Passionate flare on Senate floor
Several senators gave emotional speeches on both sides of the marriage issue on the Senate floor before the vote was taken. State Sen. Loretta Weinberg, a Democrat and sponsor of the marriage legislation, was among those who spoke in favor of the bill.
“Men and women do not have a monopoly on loving relationships,” she said. “We all know same-sex couples that enjoy the same love and trust that is shared between a man and a woman, between a husband and a wife.”
Also speaking out in favor of the legislation was State Sen.

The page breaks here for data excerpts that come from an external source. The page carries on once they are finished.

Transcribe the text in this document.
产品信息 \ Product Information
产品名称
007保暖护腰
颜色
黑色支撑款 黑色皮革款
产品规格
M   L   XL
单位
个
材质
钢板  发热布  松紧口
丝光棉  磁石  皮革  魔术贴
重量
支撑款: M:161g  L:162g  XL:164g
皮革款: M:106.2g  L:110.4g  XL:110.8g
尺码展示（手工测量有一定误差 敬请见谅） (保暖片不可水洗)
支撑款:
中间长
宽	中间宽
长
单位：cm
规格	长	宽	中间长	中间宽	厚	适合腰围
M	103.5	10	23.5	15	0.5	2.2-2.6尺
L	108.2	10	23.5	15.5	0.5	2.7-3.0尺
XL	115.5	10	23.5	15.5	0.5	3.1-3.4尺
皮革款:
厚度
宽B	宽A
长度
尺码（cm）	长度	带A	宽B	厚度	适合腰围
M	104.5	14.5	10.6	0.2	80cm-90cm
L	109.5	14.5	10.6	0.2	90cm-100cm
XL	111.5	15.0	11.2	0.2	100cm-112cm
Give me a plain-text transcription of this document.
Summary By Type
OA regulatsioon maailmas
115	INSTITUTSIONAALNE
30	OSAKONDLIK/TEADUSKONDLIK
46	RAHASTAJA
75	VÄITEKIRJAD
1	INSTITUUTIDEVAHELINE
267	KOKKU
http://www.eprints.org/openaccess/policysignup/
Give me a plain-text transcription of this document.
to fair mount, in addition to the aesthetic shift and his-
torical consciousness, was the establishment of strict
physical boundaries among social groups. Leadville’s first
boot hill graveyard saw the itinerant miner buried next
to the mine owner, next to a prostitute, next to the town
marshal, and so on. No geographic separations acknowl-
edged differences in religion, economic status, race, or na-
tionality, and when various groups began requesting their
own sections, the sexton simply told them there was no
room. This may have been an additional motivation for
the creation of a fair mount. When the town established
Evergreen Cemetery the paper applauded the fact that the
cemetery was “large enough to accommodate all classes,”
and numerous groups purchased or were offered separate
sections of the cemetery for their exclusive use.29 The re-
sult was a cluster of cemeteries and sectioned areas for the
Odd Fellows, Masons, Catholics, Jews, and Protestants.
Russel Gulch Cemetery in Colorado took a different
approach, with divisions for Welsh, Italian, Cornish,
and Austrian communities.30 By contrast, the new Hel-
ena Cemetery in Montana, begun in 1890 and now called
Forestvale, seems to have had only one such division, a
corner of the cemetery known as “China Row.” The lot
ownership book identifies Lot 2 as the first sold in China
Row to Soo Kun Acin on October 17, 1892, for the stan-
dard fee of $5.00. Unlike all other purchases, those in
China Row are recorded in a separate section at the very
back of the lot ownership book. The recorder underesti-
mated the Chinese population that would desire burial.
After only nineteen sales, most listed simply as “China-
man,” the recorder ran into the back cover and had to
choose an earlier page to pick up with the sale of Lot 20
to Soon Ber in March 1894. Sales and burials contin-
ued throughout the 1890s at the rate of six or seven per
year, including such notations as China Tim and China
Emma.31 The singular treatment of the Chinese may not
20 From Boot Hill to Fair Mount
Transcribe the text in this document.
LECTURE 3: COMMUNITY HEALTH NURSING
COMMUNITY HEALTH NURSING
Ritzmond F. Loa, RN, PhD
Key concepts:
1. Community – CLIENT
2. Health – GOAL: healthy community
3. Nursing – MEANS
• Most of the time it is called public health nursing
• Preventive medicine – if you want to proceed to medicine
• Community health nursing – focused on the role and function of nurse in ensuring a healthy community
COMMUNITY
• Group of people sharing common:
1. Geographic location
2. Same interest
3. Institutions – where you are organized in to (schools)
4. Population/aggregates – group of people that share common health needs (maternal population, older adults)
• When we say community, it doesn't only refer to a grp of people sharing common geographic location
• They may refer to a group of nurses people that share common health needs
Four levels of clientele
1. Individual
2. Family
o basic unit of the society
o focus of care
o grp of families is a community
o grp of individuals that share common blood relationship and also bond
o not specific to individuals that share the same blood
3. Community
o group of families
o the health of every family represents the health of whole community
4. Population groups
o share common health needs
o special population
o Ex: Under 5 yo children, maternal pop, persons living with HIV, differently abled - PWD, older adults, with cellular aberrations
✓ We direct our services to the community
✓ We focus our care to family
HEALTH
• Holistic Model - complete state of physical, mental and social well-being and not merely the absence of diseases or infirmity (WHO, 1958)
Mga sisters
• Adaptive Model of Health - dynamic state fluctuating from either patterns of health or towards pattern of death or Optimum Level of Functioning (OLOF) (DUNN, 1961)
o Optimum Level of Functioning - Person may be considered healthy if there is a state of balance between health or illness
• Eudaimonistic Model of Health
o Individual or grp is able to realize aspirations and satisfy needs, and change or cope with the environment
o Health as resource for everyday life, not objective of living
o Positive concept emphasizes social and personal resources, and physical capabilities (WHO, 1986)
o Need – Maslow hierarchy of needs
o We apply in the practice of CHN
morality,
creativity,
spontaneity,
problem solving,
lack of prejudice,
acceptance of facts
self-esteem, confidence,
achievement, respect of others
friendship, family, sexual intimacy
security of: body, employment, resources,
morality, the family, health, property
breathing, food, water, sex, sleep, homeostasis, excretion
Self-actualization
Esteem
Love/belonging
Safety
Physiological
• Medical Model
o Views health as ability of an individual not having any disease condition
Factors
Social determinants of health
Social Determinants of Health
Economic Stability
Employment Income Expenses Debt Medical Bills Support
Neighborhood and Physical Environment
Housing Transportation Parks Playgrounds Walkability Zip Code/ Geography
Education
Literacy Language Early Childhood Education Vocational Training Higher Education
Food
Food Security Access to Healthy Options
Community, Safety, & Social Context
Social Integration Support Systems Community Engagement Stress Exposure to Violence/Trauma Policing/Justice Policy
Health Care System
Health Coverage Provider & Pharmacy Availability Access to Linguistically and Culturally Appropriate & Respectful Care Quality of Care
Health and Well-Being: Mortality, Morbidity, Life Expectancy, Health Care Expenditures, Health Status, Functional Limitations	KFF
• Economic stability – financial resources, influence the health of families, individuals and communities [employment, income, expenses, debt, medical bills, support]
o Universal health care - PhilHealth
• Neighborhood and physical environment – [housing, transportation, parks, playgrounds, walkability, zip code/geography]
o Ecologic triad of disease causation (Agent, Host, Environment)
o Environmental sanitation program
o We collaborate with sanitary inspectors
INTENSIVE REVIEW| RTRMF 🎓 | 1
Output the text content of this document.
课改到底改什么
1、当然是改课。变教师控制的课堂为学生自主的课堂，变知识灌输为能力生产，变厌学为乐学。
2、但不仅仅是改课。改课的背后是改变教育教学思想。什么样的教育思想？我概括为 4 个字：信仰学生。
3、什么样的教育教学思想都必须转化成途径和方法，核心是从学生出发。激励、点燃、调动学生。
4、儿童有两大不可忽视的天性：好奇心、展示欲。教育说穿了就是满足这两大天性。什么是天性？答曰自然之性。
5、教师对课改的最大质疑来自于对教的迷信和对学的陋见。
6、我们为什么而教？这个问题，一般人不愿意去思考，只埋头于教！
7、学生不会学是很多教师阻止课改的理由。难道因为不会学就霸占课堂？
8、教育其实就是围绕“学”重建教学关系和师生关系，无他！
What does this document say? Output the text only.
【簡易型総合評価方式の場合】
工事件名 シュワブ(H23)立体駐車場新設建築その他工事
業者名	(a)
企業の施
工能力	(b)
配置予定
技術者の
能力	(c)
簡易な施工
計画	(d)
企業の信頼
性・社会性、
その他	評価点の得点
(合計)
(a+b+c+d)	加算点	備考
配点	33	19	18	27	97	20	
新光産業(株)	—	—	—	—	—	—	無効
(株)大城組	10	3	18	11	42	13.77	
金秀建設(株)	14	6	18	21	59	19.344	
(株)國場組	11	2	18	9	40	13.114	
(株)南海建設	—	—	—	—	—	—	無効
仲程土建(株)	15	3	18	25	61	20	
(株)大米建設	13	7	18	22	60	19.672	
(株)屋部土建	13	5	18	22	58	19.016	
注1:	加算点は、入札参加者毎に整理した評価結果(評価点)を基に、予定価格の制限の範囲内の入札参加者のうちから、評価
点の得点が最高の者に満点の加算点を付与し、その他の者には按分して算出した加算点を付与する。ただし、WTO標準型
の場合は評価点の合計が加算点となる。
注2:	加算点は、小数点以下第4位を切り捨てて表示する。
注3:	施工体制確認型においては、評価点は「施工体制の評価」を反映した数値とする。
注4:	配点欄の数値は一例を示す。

Raymond Lesniak, another Democrat who sponsored the bill.
Noting that 120 religious leaders sent a letter to the New Jersey Senate in support of same-sex marriage, Lesniak said the failure of the chamber to pass the legislation would amount to religious discrimination.
“Unless we vote for marriage equality, we will be interfering with the religious beliefs of many of our citizens,” he said. “Government is wrong to interfere with religious beliefs. Today, we can right that wrong.”
State Sen. Bill Baroni, the lone Republican to vote in favor of the marriage legislation, said New Jersey’s current system of offering civil unions to same-sex couples amounted to discrimination perpetuated by the government.
“Government says [these couples] are different and segregates from the married couples, and that is textbook, old-fashioned discrimination — where government looks at people and discriminates against them,” he said.
Equally emotional were speeches against same-sex marriage. State Sen. Michael Doherty, a Republican, criticized the process that advocates had chosen to legalize same-sex marriage and called instead for a referendum on the issue.
“Suddenly today, you’re somehow crazy if you want the people of New Jersey to decide this issue like they have in 31 other states,” he said. “This is about the process; this is about letting the residents of New Jersey decide a major redefinition that has been recognized for thousands and thousands of years.”
Also opposed to the legislation was State Sen. Sean Kean, another Republican who said he voted against same-sex marriage even though he had “the gayest senate district in New Jersey” because it has a significant number of LGBT residents.
“Guess … to those proponents of this bill that I am unfortunately going to disagree with today,” he said. “Sometimes people just disagree with you. Maybe they don’t share your perspective, maybe they don’t share your values, maybe they just disagree with you.”
One senator who spoke in favor of the marriage bill and gave a particularly well-received speech among advocates was State Sen. Nia Gill. A black woman, Gill compared to lack of marriage rights for gay couples to previous laws forbidding interracial marriage and suffrage for women.
“This body cannot advocate its responsibility,” she said. “Once we have taken state action, that state action must be constitutional in its protection.”